Meski Mengandung Gula, Jangan Takut Santap Banyak Buah

Kompas.com - 01/02/2019, 11:37 WIB
Ilustrasi buahfirina Ilustrasi buah

Penelitian menunjukkan terlalu banyak gula berdampak negatif pada kesehatan.

Riset yang diterbitkan dalam jurnal PLOS One menemukan setiap konsumsi 150 kalori gula tambahan mengakibatkan risiko diabetes naik sebesar 1,1 persen.

Riset lain yang diterbitkan dalam JAMA Internal Medicine menemukan fakta serupa.

Orang yang mengonsumsi gula paling banyak, 25 persen atau lebih dari asupan kalori, berisiko alami kematian tiga kali lebih besar akibat penyakit jantung.

Angka itu dibandingkan dengan mereka yang mengonsumsi kurang dari 10 persen gula tambahan dari asupan kalori.

Lantas, apakah hal yang sama berlaku untuk konsmsi gula dalam buah?

Makanan dan buah yang memiliki rasa manis sama-sama mengandung gula tetapi efeknya berbeda.

Baca juga: Banyak Makan Buah dan Sayur Bikin Bahagia, Apa Alasannya?

Sekaleng soda, misalnya, mengandung 140 kalori gula tanpa zat bergizi lainnya. Tentu saja minuman yang nikmat ini tak mengandung manfaat kesehatan.

Selain mengandung gula, buah mengandung vitamun dan mineral seperti serat, vitamin A dan C yang dapat mengurangi peradangan dan meningkatkan sistem kekebalan tubuh.
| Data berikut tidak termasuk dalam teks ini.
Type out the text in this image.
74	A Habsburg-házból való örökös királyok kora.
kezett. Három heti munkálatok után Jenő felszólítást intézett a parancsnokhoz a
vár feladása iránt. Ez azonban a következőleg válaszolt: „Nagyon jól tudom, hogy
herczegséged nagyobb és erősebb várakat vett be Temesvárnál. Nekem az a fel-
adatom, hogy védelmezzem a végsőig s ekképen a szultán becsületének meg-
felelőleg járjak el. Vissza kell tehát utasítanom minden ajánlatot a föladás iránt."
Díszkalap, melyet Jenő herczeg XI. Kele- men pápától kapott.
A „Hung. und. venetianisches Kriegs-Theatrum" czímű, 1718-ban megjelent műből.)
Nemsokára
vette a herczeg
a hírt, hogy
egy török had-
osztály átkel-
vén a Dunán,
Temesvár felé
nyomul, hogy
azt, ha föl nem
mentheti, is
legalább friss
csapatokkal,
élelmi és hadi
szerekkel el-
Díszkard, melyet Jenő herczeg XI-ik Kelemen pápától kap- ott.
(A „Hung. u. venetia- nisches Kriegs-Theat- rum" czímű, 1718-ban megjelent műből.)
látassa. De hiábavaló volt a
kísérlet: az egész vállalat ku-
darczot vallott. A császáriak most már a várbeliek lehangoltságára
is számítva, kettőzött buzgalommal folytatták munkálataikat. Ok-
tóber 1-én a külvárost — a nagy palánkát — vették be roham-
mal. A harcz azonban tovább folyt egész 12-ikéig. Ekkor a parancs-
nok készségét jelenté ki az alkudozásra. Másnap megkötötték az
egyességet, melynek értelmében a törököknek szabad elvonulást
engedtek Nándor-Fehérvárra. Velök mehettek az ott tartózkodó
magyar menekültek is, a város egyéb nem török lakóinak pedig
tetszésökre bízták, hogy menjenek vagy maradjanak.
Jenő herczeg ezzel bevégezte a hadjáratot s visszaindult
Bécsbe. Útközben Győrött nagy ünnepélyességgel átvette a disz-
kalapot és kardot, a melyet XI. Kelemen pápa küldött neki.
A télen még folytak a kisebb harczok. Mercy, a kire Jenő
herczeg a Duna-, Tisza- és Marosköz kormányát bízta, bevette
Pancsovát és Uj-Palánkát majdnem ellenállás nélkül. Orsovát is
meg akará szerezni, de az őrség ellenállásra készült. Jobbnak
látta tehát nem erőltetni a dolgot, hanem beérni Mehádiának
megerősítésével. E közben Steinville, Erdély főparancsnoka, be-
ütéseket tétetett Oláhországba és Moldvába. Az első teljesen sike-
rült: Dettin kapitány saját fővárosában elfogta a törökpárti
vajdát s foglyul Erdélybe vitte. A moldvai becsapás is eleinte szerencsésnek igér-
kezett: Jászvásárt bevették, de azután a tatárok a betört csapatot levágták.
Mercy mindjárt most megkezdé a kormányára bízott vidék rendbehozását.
Jika membandingkan soda dan pisang, buah bewarna kuning ini mengandung 110 kalori dan kalium yang berguna untuk fungsi otot, sedikit protein, dan gula alami.

Saat kita mengonsumsi buah utuh, menurut Hogan, itu tak sama dengan kita mengonsumsi gula tambahan atau makanan manis seperti dessert.

" Buah mengandung serat dan nutrisi yang membantu tubuh menyerap nutrisi lain," ucap Hogan.